What is required is a one-two punch of sweeping legislative reform and strident, aggressive public rhetoric that uses the bully pulpit—Roosevelt again—afforded by public office to shove the nation toward radical transformation. The difference between the two schools, then, is almost certainly not in their goals: Both desire strong local communities able to govern themselves and see to their own needs. Indeed, Sasse and Hawley likely even agree on many of the ways in which local communities should govern themselves and what goods they should aspire to together.
But the Hawley school sees the Sassian method as being unrealistic because it hasn’t fully reckoned with the source of our social problems. A renewal of virtue is made more difficult by tech addictions. Stable, local communities are made less plausible by predatory landlords and economic centralization. Those problems must be solved legislatively so that local communities can then be freed to do what they are meant to do, which is to serve as an incubator for family, piety, and citizenship.
Thus the goals of the Sasse school are good, in this view, but by resisting more aggressive attempts at national-level reform they actually deny themselves the means of realizing their goals. In this understanding of our moment, incremental progress via highly targeted bills cannot solve the problem. What is needed, instead, is aggressive, radical proposals that, in the short term, may have no chance at passing but that aggressively attack the Overton Window.
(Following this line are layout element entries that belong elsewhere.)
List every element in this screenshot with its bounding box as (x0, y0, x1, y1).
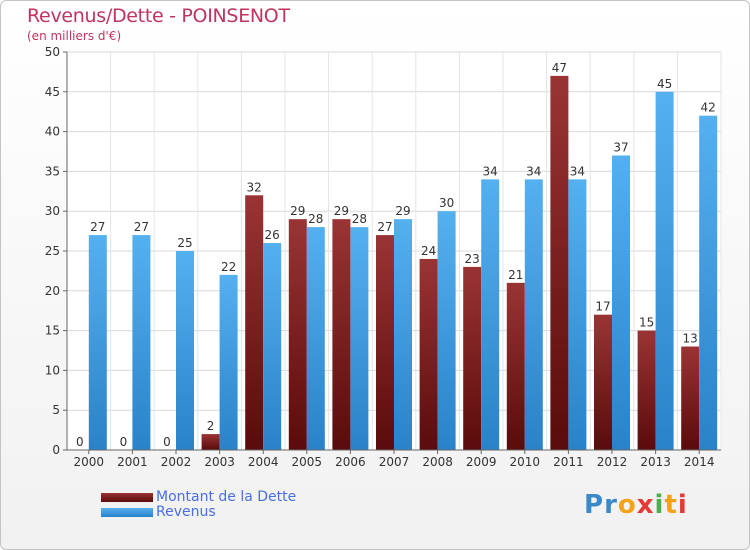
x-tick-label: 2006 (335, 455, 366, 469)
data-label-dette: 24 (421, 244, 436, 258)
data-label-revenus: 22 (221, 260, 236, 274)
x-tick-label: 2003 (204, 455, 235, 469)
bar-dette (506, 282, 525, 450)
bar-dette (201, 434, 220, 450)
x-tick-label: 2011 (553, 455, 584, 469)
data-label-dette: 0 (120, 435, 128, 449)
x-tick-label: 2014 (684, 455, 715, 469)
bar-revenus (655, 91, 674, 451)
data-label-dette: 27 (377, 220, 392, 234)
data-label-dette: 29 (290, 204, 305, 218)
y-tick-label: 15 (45, 324, 60, 338)
data-label-dette: 17 (595, 300, 610, 314)
y-tick-label: 0 (52, 443, 60, 457)
bar-revenus (394, 219, 412, 450)
x-tick-label: 2012 (597, 455, 628, 469)
x-tick-label: 2005 (292, 455, 323, 469)
legend-swatch-dette (101, 492, 153, 502)
bar-dette (463, 266, 482, 450)
legend-label-dette: Montant de la Dette (156, 489, 297, 505)
data-label-revenus: 34 (483, 164, 498, 178)
bar-dette (288, 219, 307, 450)
x-tick-label: 2008 (422, 455, 453, 469)
bar-revenus (524, 179, 543, 451)
bar-revenus (437, 211, 456, 450)
legend-item-dette: Montant de la Dette (101, 489, 296, 505)
bar-dette (332, 219, 351, 450)
data-label-dette: 2 (207, 419, 215, 433)
data-label-revenus: 34 (570, 164, 585, 178)
bar-dette (681, 346, 700, 450)
data-label-dette: 0 (163, 435, 171, 449)
legend-item-revenus: Revenus (101, 504, 216, 520)
y-tick-label: 5 (52, 403, 60, 417)
y-tick-label: 40 (45, 125, 60, 139)
data-label-revenus: 27 (134, 220, 149, 234)
x-tick-label: 2009 (466, 455, 497, 469)
bar-revenus (350, 227, 369, 450)
data-label-revenus: 34 (526, 164, 541, 178)
legend-label-revenus: Revenus (156, 504, 216, 520)
bar-revenus (176, 251, 194, 450)
data-label-dette: 47 (552, 61, 567, 75)
data-label-revenus: 28 (308, 212, 323, 226)
data-label-dette: 21 (508, 268, 523, 282)
data-label-dette: 29 (334, 204, 349, 218)
bar-dette (637, 330, 656, 450)
bar-revenus (88, 235, 107, 450)
y-tick-label: 10 (45, 363, 60, 377)
x-tick-label: 2010 (510, 455, 541, 469)
chart-title: Revenus/Dette - POINSENOT (27, 5, 290, 27)
x-tick-label: 2004 (248, 455, 279, 469)
data-label-revenus: 30 (439, 196, 454, 210)
x-tick-label: 2000 (74, 455, 105, 469)
x-tick-label: 2007 (379, 455, 410, 469)
x-tick-label: 2013 (640, 455, 671, 469)
x-tick-label: 2002 (161, 455, 192, 469)
bar-revenus (568, 179, 587, 451)
data-label-dette: 32 (247, 180, 262, 194)
bar-revenus (219, 274, 238, 450)
bar-dette (594, 314, 612, 450)
proxiti-logo: Proxiti (584, 490, 688, 520)
data-label-revenus: 37 (613, 140, 628, 154)
y-tick-label: 30 (45, 204, 60, 218)
bar-dette (245, 195, 264, 450)
y-tick-label: 20 (45, 284, 60, 298)
y-tick-label: 35 (45, 164, 60, 178)
data-label-revenus: 45 (657, 77, 672, 91)
data-label-revenus: 29 (395, 204, 410, 218)
y-tick-label: 25 (45, 244, 60, 258)
bar-revenus (306, 227, 325, 450)
bar-dette (550, 75, 569, 450)
data-label-revenus: 28 (352, 212, 367, 226)
bar-revenus (263, 243, 282, 450)
data-label-revenus: 27 (90, 220, 105, 234)
y-tick-label: 50 (45, 45, 60, 59)
bar-revenus (699, 115, 718, 451)
data-label-revenus: 25 (177, 236, 192, 250)
data-label-dette: 23 (465, 252, 480, 266)
data-label-revenus: 42 (701, 101, 716, 115)
y-tick-label: 45 (45, 85, 60, 99)
x-tick-label: 2001 (117, 455, 148, 469)
legend-swatch-revenus (101, 507, 153, 517)
bar-dette (419, 258, 438, 450)
data-label-dette: 15 (639, 316, 654, 330)
data-label-dette: 0 (76, 435, 84, 449)
bar-revenus (612, 155, 630, 451)
bar-dette (376, 235, 394, 450)
bar-revenus (481, 179, 500, 451)
data-label-revenus: 26 (265, 228, 280, 242)
bar-revenus (132, 235, 151, 450)
chart-subtitle: (en milliers d'€) (27, 29, 122, 43)
data-label-dette: 13 (683, 332, 698, 346)
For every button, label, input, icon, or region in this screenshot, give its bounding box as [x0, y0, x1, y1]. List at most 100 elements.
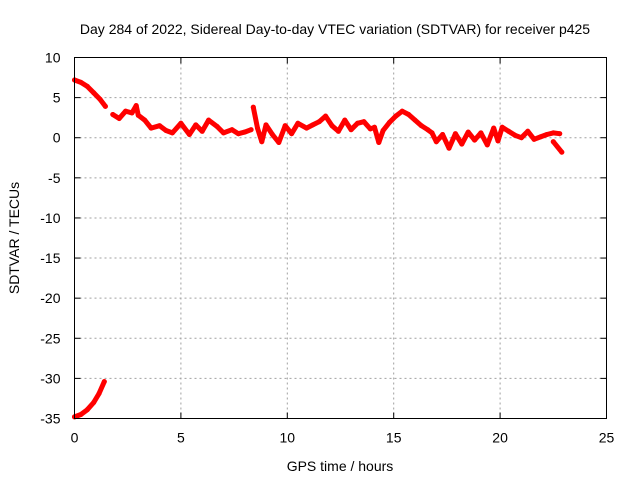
data-point: [91, 90, 97, 96]
data-point: [323, 113, 329, 119]
data-trace-segment: [72, 379, 107, 420]
data-point: [372, 124, 377, 130]
grid-lines: [74, 57, 607, 419]
data-point: [206, 117, 212, 123]
y-tick-label: -20: [40, 290, 60, 306]
data-point: [289, 131, 295, 137]
data-point: [259, 139, 265, 145]
x-tick-label: 15: [386, 430, 402, 446]
plot-frame: [74, 57, 607, 419]
data-point: [478, 130, 484, 136]
data-point: [452, 131, 458, 137]
data-point: [250, 104, 256, 110]
data-point: [96, 391, 102, 397]
data-point: [538, 134, 543, 140]
data-point: [406, 112, 412, 117]
y-tick-label: 10: [45, 50, 61, 66]
data-point: [412, 117, 418, 123]
data-point: [465, 129, 471, 135]
axis-ticks: [74, 57, 607, 419]
data-point: [506, 128, 512, 134]
data-point: [433, 139, 439, 145]
data-point: [157, 123, 163, 129]
data-point: [214, 124, 220, 129]
x-tick-label: 0: [71, 430, 79, 446]
data-point: [491, 125, 497, 131]
data-point: [484, 142, 490, 148]
data-point: [335, 128, 341, 134]
data-point: [235, 131, 241, 137]
x-tick-label: 25: [599, 430, 615, 446]
data-point: [550, 130, 556, 136]
data-point: [329, 123, 335, 129]
data-point: [101, 379, 107, 385]
data-point: [304, 125, 309, 131]
y-tick-label: -10: [40, 210, 60, 226]
data-point: [163, 128, 169, 133]
data-point: [84, 407, 90, 413]
data-point: [472, 137, 478, 143]
data-point: [531, 136, 537, 142]
data-point: [248, 127, 254, 133]
data-point: [367, 126, 373, 132]
data-point: [316, 119, 322, 125]
x-tick-label: 20: [492, 430, 508, 446]
data-point: [269, 132, 275, 137]
data-point: [459, 141, 465, 147]
data-point: [376, 140, 382, 145]
data-point: [178, 120, 184, 126]
data-point: [91, 400, 97, 405]
y-tick-label: 5: [53, 90, 61, 106]
data-point: [186, 132, 192, 137]
data-point: [199, 128, 205, 134]
data-point: [133, 103, 139, 109]
data-point: [242, 129, 248, 135]
data-point: [295, 120, 301, 126]
data-point: [276, 140, 282, 145]
y-tick-label: -35: [40, 411, 60, 427]
data-point: [499, 124, 505, 130]
y-tick-label: -30: [40, 370, 60, 386]
data-point: [425, 127, 431, 133]
tick-labels: 0 5 10 15 20 25 10 5 0 -5 -10 -15 -20 -25 -30 -35: [40, 50, 614, 446]
data-point: [97, 96, 103, 102]
data-point: [544, 132, 550, 137]
data-point: [518, 135, 524, 141]
data-point: [446, 145, 452, 151]
data-point: [525, 128, 531, 134]
data-point: [418, 123, 424, 129]
data-point: [380, 128, 386, 133]
data-point: [342, 117, 348, 123]
data-point: [348, 127, 354, 133]
y-axis-label: SDTVAR / TECUs: [6, 182, 22, 294]
data-point: [559, 149, 565, 155]
data-point: [142, 117, 148, 123]
x-tick-label: 5: [177, 430, 185, 446]
data-point: [557, 131, 563, 137]
chart-title: Day 284 of 2022, Sidereal Day-to-day VTE…: [80, 21, 590, 37]
y-tick-label: 0: [53, 130, 61, 146]
data-point: [110, 112, 116, 117]
data-trace-segment: [110, 103, 254, 137]
data-point: [429, 130, 435, 136]
data-point: [129, 110, 135, 116]
data-point: [355, 120, 360, 126]
data-trace-segment: [250, 104, 563, 151]
data-point: [440, 132, 446, 137]
data-point: [255, 125, 260, 131]
data-point: [263, 122, 269, 128]
data-point: [102, 103, 108, 109]
data-series-sdtvar: [72, 77, 565, 420]
data-point: [399, 108, 405, 114]
data-point: [495, 138, 501, 144]
data-point: [393, 113, 399, 119]
data-point: [169, 130, 175, 136]
data-point: [310, 122, 316, 128]
data-point: [123, 108, 129, 114]
x-tick-label: 10: [280, 430, 296, 446]
data-point: [282, 123, 288, 129]
data-point: [116, 116, 122, 121]
data-point: [221, 130, 226, 136]
y-tick-label: -15: [40, 250, 60, 266]
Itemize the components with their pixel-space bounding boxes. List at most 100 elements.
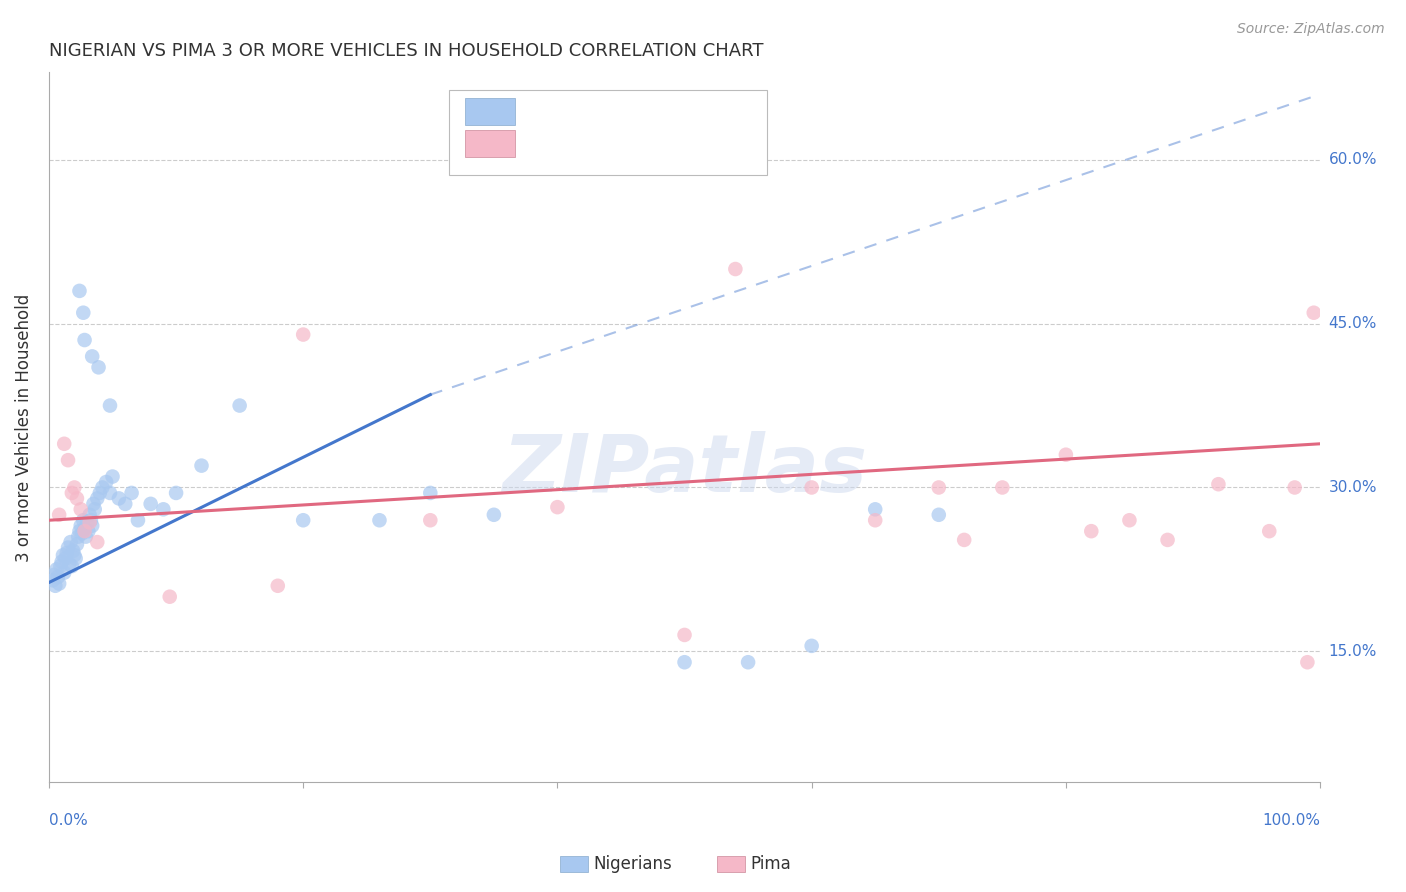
Point: [546, 500, 568, 515]
Point: [139, 497, 162, 511]
Point: [79, 508, 101, 522]
Point: [419, 486, 441, 500]
Point: [152, 502, 174, 516]
Text: Nigerians: Nigerians: [593, 855, 672, 873]
Point: [121, 486, 143, 500]
Point: [673, 628, 696, 642]
Point: [98, 486, 121, 500]
Point: [101, 469, 124, 483]
Point: [49, 559, 72, 574]
Point: [73, 333, 96, 347]
Point: [82, 518, 104, 533]
Point: [58, 557, 80, 571]
Point: [953, 533, 976, 547]
Point: [80, 513, 103, 527]
Point: [48, 508, 70, 522]
FancyBboxPatch shape: [464, 130, 516, 157]
Point: [673, 655, 696, 669]
Point: [53, 437, 76, 451]
Point: [73, 522, 96, 536]
Point: [419, 513, 441, 527]
Point: [69, 502, 91, 516]
Point: [1284, 481, 1306, 495]
Point: [991, 481, 1014, 495]
Point: [72, 513, 94, 527]
Point: [83, 502, 105, 516]
Point: [1258, 524, 1281, 538]
Text: R = 0.434: R = 0.434: [534, 103, 617, 120]
Point: [75, 530, 97, 544]
Point: [63, 548, 86, 562]
Point: [292, 327, 315, 342]
Point: [98, 399, 121, 413]
Text: 60.0%: 60.0%: [1329, 153, 1376, 168]
Point: [87, 360, 110, 375]
Point: [42, 574, 65, 588]
Text: 45.0%: 45.0%: [1329, 316, 1376, 331]
Text: R = 0.250: R = 0.250: [534, 135, 617, 153]
Point: [67, 530, 90, 544]
Point: [72, 306, 94, 320]
Point: [928, 481, 950, 495]
Text: N = 58: N = 58: [655, 103, 713, 120]
Point: [89, 486, 111, 500]
Point: [73, 524, 96, 538]
Text: Source: ZipAtlas.com: Source: ZipAtlas.com: [1237, 22, 1385, 37]
Text: 100.0%: 100.0%: [1263, 813, 1320, 828]
Point: [863, 513, 886, 527]
Point: [863, 502, 886, 516]
Point: [292, 513, 315, 527]
Point: [55, 551, 77, 566]
Point: [108, 491, 131, 506]
Y-axis label: 3 or more Vehicles in Household: 3 or more Vehicles in Household: [15, 293, 32, 562]
Point: [159, 590, 181, 604]
Point: [69, 284, 91, 298]
Point: [91, 481, 114, 495]
Point: [76, 516, 98, 530]
Point: [46, 570, 69, 584]
Point: [800, 481, 823, 495]
Point: [60, 486, 83, 500]
Point: [52, 548, 75, 562]
Point: [482, 508, 505, 522]
Point: [59, 535, 82, 549]
Point: [928, 508, 950, 522]
Point: [165, 486, 187, 500]
Text: NIGERIAN VS PIMA 3 OR MORE VEHICLES IN HOUSEHOLD CORRELATION CHART: NIGERIAN VS PIMA 3 OR MORE VEHICLES IN H…: [49, 42, 763, 60]
Point: [1296, 655, 1319, 669]
Text: 0.0%: 0.0%: [49, 813, 87, 828]
Point: [724, 262, 747, 277]
Text: 30.0%: 30.0%: [1329, 480, 1376, 495]
Point: [82, 497, 104, 511]
FancyBboxPatch shape: [450, 90, 768, 176]
Point: [60, 559, 83, 574]
Point: [45, 562, 67, 576]
Point: [69, 518, 91, 533]
Point: [800, 639, 823, 653]
Point: [79, 516, 101, 530]
Point: [1080, 524, 1102, 538]
Point: [70, 526, 93, 541]
Point: [114, 497, 136, 511]
Point: [228, 399, 250, 413]
Point: [1208, 477, 1230, 491]
Point: [66, 537, 89, 551]
Point: [44, 579, 66, 593]
Point: [1054, 448, 1077, 462]
Point: [63, 481, 86, 495]
Point: [86, 535, 108, 549]
Text: N = 31: N = 31: [655, 135, 713, 153]
Point: [86, 491, 108, 506]
Point: [65, 551, 87, 566]
Point: [267, 579, 290, 593]
Text: ZIPatlas: ZIPatlas: [502, 431, 868, 509]
Point: [56, 453, 79, 467]
Point: [1156, 533, 1178, 547]
Point: [368, 513, 391, 527]
Text: Pima: Pima: [751, 855, 792, 873]
Point: [55, 546, 77, 560]
Point: [48, 576, 70, 591]
Point: [62, 544, 84, 558]
Point: [42, 567, 65, 582]
Point: [1302, 306, 1324, 320]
And yet there is one central problem with Hawley’s proposal: At some point, these proposals need to translate into a viable political agenda. It’s fine, in the short term, to view legislation as being chiefly about shifting the Overton Window. But at some point legislation actually has to be passed to be effective. The only alternative is the long-shot scenario in which the right combination of Supreme Court cases come along which end up having the effect of defining national policy. That happened this summer with transgender issues, as our nation’s highest court basically gave us a Utah-style Freedom for All policy. But you can’t bank on such a thing happening multiple times, nor should you given the court’s radically anti-democratic nature.
You need a viable plan for implementing policy. And so far there is little evidence that Hawley has that. Radical though his proposed bills are, none have seen serious debate from the floor of the Senate. None have advanced even so far as Sasse’s Born Alive bill. And the Sassians would say there is a reason for that: When you live in a decadent society, radical action is practically impossible. The norms are too entrenched, the energy for attempting sweeping reform too limited. The only way forward, legislatively, is to pursue narrower, more targeted forms of action.
Thus the defining question facing the post-Trump GOP will be this: Is it possible to attempt (Teddy) Roosevelt-style reforms during a time of decadence? Or is the only plausible way forward to be more modest in our ambitions? Do we escape decadence by reaching for the stars, enacting an aggressive legislative proposal that is extreme enough to reach escape velocity? Or will our escape be more plodding and slow, if only because plodding is the only speed a decadent society will allow?